3 AI Automation Projects That Wasted My Money


I write a lot about AI wins. Time to talk about failures.

These three projects cost me $12,000 combined. None of them work today. All of them taught me something.

Failure 1: AI-Powered Lead Scoring ($4,500)

The idea: Feed our CRM data into an AI model. Predict which leads would convert. Focus sales time on high-probability prospects.

The reality: Garbage predictions.

We hired a freelancer to build it. They connected our HubSpot to GPT-4. Created scoring prompts. Built a nice dashboard.

The model scored our best customers as low probability. It scored tire-kickers as high probability. Worse than random.

Why it failed: Not enough data. We had 800 closed deals. Machine learning needs thousands to find patterns. We were asking AI to learn from noise.

What I’d do differently: Start with rule-based scoring. Manual rules based on observable patterns. AI when we have 10x the data.

Failure 2: Automated Content Repurposing ($3,200)

The idea: Write one blog post. AI automatically creates Twitter threads, LinkedIn posts, email snippets, and podcast scripts.

The reality: Content that nobody engaged with.

Built it with Zapier and GPT-4. The automation worked perfectly. Published 50+ pieces of derived content over two months.

Engagement was 80% lower than our manually created content. The AI output was technically correct but soulless. Generic. Forgettable.

Why it failed: Good content has personality. Specific examples. Strong opinions. AI smooths all that away. What’s left is content-shaped filler.

What I’d do differently: Use AI for first drafts only. Human editing for anything public. The extra time is worth the engagement.

Failure 3: Customer Support Triage ($4,300)

The idea: AI reads support tickets. Categorises them. Routes to the right person. Suggests responses.

The reality: Frustrated customers and confused support staff.

The categorisation was 70% accurate. Sounds okay. In practice, 30% wrong means every third customer gets bounced around.

The suggested responses were helpful for simple questions. But simple questions weren’t the problem. Complex questions needed humans anyway.

Why it failed: The 70% success rate created more work than it saved. Staff had to verify every AI decision. Double handling.

What I’d do differently: AI for search and retrieval, not decisions. Let humans find answers faster, not remove humans from the loop.

The Pattern

All three failures share something: I expected AI to replace judgment.

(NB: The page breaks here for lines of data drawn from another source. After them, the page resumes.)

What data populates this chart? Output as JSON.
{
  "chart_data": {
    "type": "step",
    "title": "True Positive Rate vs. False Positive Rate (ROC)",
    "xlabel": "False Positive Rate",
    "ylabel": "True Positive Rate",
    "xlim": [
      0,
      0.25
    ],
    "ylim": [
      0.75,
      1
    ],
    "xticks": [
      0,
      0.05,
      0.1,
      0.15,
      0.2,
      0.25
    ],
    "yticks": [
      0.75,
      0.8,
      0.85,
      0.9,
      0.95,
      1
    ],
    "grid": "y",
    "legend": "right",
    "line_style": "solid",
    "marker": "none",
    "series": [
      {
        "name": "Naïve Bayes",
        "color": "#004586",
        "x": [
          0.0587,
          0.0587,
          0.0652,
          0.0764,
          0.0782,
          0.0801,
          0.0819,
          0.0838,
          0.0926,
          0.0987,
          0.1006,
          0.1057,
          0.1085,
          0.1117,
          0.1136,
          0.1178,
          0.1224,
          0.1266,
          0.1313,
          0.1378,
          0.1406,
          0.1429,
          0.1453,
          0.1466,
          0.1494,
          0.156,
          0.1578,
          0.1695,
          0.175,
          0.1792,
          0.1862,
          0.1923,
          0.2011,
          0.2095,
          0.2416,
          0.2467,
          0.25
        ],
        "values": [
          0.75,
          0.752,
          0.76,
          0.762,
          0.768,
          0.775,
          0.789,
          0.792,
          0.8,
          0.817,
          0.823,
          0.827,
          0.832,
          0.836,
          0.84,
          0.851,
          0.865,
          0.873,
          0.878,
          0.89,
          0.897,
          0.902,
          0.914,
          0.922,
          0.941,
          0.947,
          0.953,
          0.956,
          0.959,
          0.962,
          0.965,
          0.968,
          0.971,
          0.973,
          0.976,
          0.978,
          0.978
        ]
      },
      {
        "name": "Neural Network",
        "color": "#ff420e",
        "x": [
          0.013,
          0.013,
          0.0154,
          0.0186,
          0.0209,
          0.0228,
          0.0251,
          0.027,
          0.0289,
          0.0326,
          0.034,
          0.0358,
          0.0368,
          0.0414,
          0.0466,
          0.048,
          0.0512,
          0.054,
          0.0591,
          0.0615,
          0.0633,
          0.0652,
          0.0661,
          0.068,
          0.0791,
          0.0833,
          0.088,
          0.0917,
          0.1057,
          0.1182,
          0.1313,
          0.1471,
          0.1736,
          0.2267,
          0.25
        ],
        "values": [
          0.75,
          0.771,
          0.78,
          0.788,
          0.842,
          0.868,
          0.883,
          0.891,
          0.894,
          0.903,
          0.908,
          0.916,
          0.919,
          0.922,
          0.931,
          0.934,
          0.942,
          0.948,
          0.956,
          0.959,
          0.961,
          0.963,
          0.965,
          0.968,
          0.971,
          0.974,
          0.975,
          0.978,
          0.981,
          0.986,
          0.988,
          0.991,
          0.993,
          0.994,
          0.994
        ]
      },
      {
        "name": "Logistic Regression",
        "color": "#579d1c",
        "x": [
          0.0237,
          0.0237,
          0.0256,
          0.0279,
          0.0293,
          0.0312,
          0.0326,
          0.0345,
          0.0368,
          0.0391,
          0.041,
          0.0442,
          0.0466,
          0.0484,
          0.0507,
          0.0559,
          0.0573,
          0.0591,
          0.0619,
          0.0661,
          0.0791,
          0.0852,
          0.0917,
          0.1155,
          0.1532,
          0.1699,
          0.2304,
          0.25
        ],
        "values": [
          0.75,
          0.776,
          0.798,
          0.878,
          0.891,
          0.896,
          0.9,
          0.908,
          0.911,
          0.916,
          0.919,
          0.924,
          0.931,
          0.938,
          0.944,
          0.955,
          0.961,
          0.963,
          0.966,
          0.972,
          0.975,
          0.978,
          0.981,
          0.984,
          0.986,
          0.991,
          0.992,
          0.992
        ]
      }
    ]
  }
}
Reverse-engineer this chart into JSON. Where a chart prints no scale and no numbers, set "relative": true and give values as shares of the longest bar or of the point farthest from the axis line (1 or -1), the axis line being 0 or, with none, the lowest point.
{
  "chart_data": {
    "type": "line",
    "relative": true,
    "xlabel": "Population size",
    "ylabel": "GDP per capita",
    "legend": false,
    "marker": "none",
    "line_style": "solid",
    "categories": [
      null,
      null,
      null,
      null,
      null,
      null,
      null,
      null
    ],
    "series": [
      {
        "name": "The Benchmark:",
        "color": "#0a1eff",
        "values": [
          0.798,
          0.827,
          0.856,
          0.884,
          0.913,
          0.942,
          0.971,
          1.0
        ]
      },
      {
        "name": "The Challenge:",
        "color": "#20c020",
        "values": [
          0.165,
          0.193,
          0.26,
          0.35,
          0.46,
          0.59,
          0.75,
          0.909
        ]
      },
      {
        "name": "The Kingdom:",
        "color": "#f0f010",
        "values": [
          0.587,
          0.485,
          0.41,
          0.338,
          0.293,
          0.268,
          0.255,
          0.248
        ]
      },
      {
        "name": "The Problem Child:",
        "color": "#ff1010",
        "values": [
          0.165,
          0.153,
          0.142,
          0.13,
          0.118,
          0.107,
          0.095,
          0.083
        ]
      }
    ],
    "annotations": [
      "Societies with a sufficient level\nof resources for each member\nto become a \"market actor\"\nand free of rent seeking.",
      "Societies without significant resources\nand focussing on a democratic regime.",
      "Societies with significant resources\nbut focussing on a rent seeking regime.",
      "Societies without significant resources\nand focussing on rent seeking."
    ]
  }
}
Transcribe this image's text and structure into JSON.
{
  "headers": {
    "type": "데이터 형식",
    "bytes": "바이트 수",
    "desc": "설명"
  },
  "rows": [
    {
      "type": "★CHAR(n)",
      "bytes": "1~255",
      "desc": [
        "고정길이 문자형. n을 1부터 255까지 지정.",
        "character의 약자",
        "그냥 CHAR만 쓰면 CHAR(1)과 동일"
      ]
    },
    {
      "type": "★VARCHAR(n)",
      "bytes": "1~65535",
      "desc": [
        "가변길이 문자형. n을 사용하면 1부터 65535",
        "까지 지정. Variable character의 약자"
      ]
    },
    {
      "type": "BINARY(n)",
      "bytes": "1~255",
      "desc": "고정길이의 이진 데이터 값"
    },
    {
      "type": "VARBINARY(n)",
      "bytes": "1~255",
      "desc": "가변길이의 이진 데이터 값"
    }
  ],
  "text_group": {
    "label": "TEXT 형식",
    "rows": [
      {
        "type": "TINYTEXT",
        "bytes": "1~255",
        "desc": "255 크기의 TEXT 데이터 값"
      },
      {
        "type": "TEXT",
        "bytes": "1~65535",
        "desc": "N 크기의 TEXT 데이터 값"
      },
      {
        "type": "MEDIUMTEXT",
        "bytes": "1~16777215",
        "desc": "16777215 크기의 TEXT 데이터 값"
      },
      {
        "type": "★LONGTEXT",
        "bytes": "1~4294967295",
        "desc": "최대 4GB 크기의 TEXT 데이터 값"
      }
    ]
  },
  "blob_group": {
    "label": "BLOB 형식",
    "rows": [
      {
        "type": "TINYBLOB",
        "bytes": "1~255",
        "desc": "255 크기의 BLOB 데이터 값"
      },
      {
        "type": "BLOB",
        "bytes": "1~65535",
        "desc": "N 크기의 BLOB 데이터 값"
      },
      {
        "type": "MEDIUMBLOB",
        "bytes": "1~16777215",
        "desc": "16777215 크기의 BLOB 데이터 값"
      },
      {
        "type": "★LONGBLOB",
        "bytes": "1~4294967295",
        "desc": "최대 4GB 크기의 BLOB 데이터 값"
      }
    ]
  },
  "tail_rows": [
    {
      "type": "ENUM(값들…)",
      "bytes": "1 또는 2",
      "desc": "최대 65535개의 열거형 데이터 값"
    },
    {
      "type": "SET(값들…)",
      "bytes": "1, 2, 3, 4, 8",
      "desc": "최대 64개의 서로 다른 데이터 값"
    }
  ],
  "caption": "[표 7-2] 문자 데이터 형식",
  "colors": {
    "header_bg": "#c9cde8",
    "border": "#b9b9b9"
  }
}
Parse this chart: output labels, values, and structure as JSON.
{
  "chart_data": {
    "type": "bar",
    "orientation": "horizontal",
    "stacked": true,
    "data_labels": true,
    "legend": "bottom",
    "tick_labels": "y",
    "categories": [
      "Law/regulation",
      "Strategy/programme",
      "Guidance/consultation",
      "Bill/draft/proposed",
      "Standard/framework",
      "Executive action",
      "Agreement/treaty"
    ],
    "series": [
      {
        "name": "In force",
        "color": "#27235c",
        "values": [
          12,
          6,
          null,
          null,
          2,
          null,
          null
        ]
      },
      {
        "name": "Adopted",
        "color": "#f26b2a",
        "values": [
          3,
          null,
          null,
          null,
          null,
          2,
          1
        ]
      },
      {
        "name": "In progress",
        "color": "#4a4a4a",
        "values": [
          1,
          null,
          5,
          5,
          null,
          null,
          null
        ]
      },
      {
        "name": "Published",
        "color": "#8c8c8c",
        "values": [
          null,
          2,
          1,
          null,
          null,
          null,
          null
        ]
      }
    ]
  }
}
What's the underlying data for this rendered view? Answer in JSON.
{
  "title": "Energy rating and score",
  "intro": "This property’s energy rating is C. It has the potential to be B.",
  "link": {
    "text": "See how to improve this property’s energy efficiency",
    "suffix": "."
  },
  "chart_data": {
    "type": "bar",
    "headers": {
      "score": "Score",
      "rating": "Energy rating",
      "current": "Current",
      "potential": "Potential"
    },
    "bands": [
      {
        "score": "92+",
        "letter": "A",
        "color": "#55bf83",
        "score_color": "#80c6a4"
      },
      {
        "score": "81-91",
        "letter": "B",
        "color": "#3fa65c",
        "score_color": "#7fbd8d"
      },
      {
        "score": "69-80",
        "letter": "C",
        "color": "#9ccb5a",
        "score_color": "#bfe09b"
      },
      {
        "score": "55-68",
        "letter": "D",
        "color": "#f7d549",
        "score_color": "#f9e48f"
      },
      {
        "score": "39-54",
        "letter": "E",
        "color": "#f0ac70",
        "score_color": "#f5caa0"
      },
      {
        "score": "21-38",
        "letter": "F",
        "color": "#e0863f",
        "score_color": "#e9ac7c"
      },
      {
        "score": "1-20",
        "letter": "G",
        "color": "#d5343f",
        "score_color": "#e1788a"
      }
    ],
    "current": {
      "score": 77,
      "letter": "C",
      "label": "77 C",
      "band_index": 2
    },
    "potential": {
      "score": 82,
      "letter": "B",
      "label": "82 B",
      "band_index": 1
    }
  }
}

Lead scoring requires understanding context AI couldn’t see. Content needs voice AI can’t replicate. Support triage needs nuance AI misses.

Where AI works for me: augmenting humans. First drafts. Search. Summarisation. Analysis.

Where AI fails for me: autonomous decisions. Creative work. Anything requiring understanding.

The Money Lost

$12,000 in direct costs. Probably another $5,000 in opportunity cost from time spent.

Worth it? Actually, yes.

I tried things. I learned limits. I know where not to invest now.

The startup founders who’ll waste the most money on AI are the ones who never try. They’ll believe the hype. Chase the wrong projects. Learn nothing.

Fail small. Fail fast. Learn the boundaries.